With my regular persona, the act I put on to earn money here at the club, I’d usually walk right past tables of customers I knew for a fact would throw any amount of cash at me just to get me to pay attention to them for a little while. They’d be the ones begging and pleading, hands reaching out but stopping just short of making contact with me because of the burly, scowling bouncer approaching to tell them off for touching me.

But here, standing now in front of Ron’s table, I stilled, stopped, and waited to see what he would do, letting his actions determine my own. It was a vast departure from my Parker persona, one she would never put up with, but I found it was the only way I wanted to interact with this man. I was curious about him. Why had he been studying me so closely all these days in a row? What had he seen that kept him coming back? And just what was he interested in doing?

“The beautiful Parker,” he said, grinning at me so vibrantly that I thought for a silly moment that his teeth glowed in the dark. His smile was wide and inviting, an achievement that was either hereditary or won through years of pain and thousands of dollars. It was magnetic, and it drew me in instantly.

“I haven’t been able to help noticing your patronage,” I said, happy for an invitation to keep things formal, to use the persona to maintain space between us.

“You finally noticed me today,” he said, raising a thick, shapely eyebrow. “I’ve been coming here for quite a while.”

“I’ve noticed you before,” I corrected him. “I’m acknowledging you today. There’s a difference.”

He chuckled. “That’s some sass you have,” he said. “I do like my women feisty.”

I could’ve kept up with the witty repartee, dancing around the real issues of us being here together, but I wasn’t willing to waste the time on it.
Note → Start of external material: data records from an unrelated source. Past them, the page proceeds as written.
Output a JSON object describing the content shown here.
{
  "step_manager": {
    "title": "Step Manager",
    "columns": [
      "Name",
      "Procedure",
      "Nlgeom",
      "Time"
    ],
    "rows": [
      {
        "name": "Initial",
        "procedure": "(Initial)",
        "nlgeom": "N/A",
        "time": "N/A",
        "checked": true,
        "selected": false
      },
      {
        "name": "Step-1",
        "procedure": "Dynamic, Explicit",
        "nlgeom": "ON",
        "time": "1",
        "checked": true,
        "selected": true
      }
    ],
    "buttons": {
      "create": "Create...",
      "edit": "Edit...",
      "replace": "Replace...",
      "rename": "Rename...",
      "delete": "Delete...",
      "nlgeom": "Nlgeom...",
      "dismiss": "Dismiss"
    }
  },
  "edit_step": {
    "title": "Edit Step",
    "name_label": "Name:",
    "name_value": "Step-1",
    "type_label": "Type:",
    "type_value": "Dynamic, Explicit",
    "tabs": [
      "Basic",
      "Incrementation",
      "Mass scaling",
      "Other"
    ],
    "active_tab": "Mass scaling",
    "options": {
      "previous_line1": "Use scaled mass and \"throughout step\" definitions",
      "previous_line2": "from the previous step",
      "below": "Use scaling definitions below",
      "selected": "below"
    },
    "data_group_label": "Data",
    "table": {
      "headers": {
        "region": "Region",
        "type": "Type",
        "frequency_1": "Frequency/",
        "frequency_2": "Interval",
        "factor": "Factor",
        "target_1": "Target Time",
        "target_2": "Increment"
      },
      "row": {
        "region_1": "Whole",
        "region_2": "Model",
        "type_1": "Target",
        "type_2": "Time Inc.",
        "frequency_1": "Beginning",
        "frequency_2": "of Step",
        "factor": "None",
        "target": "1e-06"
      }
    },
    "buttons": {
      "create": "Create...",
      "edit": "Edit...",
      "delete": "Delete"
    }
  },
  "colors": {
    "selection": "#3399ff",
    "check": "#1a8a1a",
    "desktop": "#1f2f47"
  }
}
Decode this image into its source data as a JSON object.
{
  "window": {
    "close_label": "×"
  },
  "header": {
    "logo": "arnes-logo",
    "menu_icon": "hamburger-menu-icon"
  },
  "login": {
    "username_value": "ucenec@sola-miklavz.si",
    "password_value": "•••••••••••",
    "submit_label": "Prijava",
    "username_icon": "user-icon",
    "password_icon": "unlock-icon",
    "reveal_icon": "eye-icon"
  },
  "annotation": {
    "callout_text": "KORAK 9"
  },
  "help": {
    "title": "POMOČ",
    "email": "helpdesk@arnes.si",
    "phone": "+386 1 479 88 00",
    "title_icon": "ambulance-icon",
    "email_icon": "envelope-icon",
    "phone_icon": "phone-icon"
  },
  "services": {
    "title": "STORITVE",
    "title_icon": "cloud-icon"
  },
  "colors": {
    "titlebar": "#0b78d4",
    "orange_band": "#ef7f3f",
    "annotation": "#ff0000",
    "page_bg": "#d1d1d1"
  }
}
There was something here, and I was going to figure out what it was—now.

“What are you doing here?” I asked, putting my hands on my hips. “What do you want?”

It gave me strength to lean on my persona’s no-frills approach to the world. I could ask whatever I wanted, no matter how forward, and expect an answer.

What I didn’t expect, however, was Ron’s answer.

“I haven’t been able to get you out of my mind,” he said simply, turning his palms upward on the table in a pose of supplication. “Not since the first time I happened to go to this club and saw you dance, saw the way you moved, the way you looked at men as you stalked by them.”